A população ficou abalada e foi afetada por este acontecimento. Quem não se choca com um fato desse? Assim como todo a comunidade ficou estarrecida, a família deve ter sido ainda mais afetada. A dor deles é ainda maior. A revolta e indignação imediata nos leva ao julgamento extremo que reflete em quem nem sempre tem culpa. Que possamos demonstrar empatia com essas pessoas. E se isso acontecesse com um membro de sua família, como você se sentiria se você fosse acusado e julgado? Que tenhamos a humanidade que tanto cobramos dos outros!
Além disso, é preciso avaliar todo o contexto. O que atormentava esse rapaz, e o que o levou a atitude tão deplorável? Como ele chegou a esse extremo de maldade? Em que ambiente ele viveu na infância? Há diversos fatores que desconhecemos. Não há desculpas. Atitudes como essas jamais devem ser aprovadas, e a justiça deve ser feita. Porém, é preciso entender que a medida da sua régua nem sempre tem a mesma medida do que é considerado justo.

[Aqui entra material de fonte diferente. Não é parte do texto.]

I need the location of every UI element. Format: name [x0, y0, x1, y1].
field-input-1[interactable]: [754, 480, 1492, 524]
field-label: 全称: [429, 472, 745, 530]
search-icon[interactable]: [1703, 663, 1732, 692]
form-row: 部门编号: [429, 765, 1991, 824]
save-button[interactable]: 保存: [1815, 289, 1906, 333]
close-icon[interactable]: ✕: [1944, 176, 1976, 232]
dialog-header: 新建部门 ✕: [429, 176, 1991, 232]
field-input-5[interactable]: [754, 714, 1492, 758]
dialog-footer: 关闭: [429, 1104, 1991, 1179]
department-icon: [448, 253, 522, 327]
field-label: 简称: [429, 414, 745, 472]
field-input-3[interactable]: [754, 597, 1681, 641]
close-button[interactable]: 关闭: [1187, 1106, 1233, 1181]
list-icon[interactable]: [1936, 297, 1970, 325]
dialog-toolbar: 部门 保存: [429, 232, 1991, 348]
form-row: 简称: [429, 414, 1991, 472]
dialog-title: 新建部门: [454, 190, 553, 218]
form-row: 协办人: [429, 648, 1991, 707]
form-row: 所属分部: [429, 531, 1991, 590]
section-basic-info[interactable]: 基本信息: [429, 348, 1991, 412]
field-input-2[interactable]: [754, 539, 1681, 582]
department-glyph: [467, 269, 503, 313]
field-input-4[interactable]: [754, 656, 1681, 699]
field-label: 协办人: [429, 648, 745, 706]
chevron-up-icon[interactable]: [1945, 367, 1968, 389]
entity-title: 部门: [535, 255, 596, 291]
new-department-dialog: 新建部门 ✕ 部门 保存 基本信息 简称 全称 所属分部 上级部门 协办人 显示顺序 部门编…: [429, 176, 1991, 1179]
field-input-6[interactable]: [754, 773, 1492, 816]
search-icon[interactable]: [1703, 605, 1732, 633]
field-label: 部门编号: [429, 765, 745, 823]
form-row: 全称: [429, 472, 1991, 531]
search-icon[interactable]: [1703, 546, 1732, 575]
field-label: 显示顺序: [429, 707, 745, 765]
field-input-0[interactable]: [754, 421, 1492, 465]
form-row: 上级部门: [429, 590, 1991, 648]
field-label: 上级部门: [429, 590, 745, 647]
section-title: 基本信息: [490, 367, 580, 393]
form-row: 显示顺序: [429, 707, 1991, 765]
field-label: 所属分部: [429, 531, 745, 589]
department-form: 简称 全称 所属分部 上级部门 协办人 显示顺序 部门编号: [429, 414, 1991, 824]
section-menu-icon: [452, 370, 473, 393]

O que este caso provoca em você? Apenas raiva, ódio, amargura, e sentimentos ruins, ou te toca profundamente a ponto de te fazer amar e cuidar ainda mais dos animais? Não há necessidade de alimentar e perpetuar o ódio, a real necessidade é triplicar o amor, o carinho e compromisso com o bem. Que este ocorrido nos faça refletir sobre o amor, a empatia, o respeito e o valor da vida, seja a de animais ou de seres humanos.
Por: Priscila Nascimento, Jornalista
*Editorial, publicado no Jornal ‘O Celeiro’, Edição 1722 de 31 de março de 2022.